Restoring An Old Factory Cart into a Conversation Piece

I suppose this week is, officially, my one and only DIY week.

On Tuesday I showed you how to refresh your vintage KitchenAid mixer so it looks brand new. Well, today’s project is one I did at the beginning of the summer. It was pretty involved, and I didn’t photograph the whole process — just the Before and After — so I’ll be referring you to the two blogs I used to create my favorite piece in my home: my coffee table.

My husband and I were perusing some antique malls in Lexington when we came across this beautiful, rustic factory cart for $100. We’d remembered seeing one similar on Restoration Hardware’s website for $995. $995 vs. $100 + some work: SOLD!

After buying it, I did a ton of research on restoring this thing. You’d be surprised how few blogs there are on this subject considering these carts are HOT right now! That’s when I found this post on the blog Make Your Move. It goes through all the nitty-gritty on how to remove the pieces, sand it down, get the rust off, etc.

One of the things I did differently from this guy, though, is that I DID NOT paint the metal black. I removed the rust and used Valspar Max Anti-Rust Clear Sealer to protect the natural metal and give it a finished, glossy sheen. I bought all new nuts and bolts, and since I didn’t paint everything black, the nuts and bolts looked a bit goofy being brand new and shiny. So I cheated. After everything was put back together, I painted the nuts and bolts with my ebony wood stain (which I’ll get to in a minute). This toned down the new metal, but still gave it a slight contrast with the rustic pieces it was up against.

The other thing I did differently from every cart I’ve seen online, and by every cart, I mean every cart, is that I didn’t keep the wood its natural, light color (When you look at the before photos, you’ll notice that the piece already looks like the wood is dark. That was actually tar and grime that had built up over time. Once I sanded that off, the original color was a very light, blonde maple). I wanted a rich, dark piece for the main table in my home, but I didn’t know how to get what I wanted.

Enter Young House Love.

They wrote this blog post about making new wood look old. Well, my wood was already old and didn’t need help in that department. BUT, what I loved was how they stained the wood! Read the full post if you’re wanting to restore your cart this way, but here’s the synopsis: alternate between painting a brown walnut stain and an ebony stain. Don’t mix the two. If you do, you can’t control the color. With this alternating method, I could easily do one coat, let it sit, layer the alternating color, let it soak up the stain, then decide which color I wanted more of on my wood. Beautiful. Once I had the desired color, I sealed the wood with Deft Clear Wood Finish in Satin (as opposed to matte or gloss).

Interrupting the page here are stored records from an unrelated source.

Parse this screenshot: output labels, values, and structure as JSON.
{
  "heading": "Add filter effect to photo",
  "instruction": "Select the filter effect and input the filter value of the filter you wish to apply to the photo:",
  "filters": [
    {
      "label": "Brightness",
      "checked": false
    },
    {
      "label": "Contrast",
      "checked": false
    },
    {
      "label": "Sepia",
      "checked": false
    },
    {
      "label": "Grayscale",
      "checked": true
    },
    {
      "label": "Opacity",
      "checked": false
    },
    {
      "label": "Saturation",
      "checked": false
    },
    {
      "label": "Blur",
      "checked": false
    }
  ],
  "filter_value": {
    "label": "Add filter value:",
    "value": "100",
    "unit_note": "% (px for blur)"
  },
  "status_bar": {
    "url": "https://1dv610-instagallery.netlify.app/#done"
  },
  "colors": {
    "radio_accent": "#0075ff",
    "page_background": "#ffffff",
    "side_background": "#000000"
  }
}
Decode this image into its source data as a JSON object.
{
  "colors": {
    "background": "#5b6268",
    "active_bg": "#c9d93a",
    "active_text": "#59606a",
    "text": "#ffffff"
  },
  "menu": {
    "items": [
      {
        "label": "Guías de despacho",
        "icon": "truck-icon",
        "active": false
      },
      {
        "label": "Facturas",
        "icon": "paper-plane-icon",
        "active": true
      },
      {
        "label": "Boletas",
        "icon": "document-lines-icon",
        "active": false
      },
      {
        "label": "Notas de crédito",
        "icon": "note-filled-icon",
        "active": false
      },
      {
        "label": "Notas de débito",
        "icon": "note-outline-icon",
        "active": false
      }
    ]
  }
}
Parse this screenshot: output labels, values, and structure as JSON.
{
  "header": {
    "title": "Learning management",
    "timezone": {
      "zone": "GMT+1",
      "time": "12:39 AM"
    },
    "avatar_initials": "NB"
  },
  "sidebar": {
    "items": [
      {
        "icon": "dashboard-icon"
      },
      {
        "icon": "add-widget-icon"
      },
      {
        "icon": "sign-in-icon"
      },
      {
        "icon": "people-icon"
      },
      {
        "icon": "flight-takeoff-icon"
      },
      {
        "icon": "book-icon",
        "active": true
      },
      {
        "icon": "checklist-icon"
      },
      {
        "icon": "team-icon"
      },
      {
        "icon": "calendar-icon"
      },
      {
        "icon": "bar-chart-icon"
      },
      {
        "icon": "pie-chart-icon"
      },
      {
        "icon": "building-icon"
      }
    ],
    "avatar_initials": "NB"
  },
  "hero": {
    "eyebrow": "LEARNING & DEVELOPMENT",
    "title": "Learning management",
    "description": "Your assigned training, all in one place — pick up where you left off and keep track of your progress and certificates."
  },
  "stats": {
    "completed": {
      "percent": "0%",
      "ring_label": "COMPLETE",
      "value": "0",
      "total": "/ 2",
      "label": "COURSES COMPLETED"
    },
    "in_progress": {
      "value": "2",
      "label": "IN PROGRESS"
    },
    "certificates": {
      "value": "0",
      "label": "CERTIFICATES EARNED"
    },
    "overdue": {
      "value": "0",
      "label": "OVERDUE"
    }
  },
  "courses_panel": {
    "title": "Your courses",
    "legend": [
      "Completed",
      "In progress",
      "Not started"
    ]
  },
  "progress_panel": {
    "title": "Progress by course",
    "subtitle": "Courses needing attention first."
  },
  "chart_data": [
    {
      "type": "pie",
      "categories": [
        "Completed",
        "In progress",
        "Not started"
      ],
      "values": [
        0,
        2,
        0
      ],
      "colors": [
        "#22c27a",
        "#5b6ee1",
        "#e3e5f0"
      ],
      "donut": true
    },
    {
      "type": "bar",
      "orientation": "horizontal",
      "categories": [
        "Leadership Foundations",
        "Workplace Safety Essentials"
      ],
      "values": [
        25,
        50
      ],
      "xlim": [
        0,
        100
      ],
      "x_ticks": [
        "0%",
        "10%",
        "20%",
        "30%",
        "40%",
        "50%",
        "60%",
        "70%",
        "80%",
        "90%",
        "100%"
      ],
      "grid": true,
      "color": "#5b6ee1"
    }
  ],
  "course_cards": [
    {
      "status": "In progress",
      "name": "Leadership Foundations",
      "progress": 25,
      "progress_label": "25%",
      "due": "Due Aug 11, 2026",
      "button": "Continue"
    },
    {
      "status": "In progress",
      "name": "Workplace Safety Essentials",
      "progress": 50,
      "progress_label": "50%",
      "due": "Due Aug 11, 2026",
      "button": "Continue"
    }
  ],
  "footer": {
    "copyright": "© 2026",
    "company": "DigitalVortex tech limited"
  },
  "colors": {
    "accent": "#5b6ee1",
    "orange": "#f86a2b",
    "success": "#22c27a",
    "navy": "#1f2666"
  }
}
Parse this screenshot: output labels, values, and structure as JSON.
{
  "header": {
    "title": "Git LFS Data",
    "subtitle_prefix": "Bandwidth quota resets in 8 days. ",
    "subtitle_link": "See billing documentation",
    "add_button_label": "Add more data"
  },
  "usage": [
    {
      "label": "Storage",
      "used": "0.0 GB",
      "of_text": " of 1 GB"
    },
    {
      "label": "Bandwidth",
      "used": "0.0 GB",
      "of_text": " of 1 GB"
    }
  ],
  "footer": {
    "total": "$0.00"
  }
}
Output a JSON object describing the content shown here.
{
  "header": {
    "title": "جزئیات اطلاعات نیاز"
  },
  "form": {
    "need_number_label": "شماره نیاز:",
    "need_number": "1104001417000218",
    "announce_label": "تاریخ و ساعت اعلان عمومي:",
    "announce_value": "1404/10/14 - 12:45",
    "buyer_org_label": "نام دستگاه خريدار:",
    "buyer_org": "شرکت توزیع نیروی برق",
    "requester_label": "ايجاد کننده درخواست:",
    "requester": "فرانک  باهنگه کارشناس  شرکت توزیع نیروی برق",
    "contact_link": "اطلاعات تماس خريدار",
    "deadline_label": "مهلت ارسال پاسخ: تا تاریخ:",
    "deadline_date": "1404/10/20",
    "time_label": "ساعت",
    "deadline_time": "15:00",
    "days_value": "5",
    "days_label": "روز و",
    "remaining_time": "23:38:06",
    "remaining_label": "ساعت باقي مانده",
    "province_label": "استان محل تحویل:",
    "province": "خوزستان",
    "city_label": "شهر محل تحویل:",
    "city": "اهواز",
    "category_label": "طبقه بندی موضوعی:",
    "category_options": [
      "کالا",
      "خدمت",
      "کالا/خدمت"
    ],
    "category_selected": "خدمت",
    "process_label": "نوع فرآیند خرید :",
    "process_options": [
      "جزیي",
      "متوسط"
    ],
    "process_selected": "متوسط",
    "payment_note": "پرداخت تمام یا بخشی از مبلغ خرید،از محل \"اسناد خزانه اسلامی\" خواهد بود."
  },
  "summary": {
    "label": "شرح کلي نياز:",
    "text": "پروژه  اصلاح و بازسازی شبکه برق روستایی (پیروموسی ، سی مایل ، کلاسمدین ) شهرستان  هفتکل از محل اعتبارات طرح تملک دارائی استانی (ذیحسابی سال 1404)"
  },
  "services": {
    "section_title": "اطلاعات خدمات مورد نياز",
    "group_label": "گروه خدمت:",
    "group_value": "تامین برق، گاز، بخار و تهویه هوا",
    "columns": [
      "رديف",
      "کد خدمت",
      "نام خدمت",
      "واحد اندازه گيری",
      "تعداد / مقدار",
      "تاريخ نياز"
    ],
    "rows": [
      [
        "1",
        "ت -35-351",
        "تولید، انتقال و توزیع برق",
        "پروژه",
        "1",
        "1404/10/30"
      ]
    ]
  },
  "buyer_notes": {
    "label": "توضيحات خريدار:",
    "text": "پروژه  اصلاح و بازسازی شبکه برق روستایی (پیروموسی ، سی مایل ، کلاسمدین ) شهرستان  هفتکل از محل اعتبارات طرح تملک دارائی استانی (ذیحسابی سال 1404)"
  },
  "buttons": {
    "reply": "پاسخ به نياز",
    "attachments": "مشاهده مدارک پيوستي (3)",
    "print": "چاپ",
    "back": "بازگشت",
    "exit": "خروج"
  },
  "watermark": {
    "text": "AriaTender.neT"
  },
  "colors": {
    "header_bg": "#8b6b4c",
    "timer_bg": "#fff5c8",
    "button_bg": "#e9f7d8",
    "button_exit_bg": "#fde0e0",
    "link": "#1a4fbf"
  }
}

I LOVE THIS FINISHED PRODUCT! Sometimes, I just like to look at my coffee table and admire all the character and detail in it. Is that weird? It has also proven to be a great conversation topic among our friends and families. It looks like it has a story to tell, and people often ask what that story is.

Here are the before and after photos. I hope this inspires you to restore something beautiful in your home and have fun doing it!




One thought on “Restoring An Old Factory Cart into a Conversation Piece

  1. Hi you’re table looks great. I’m thinking of doing exactly the same thing. I was just wondering, is there a need to put the cart in a kiln? Also some of those carts have painted markings/text on them, how would you keep the writing if you are sanding the surface. Do people generally just paint them back in?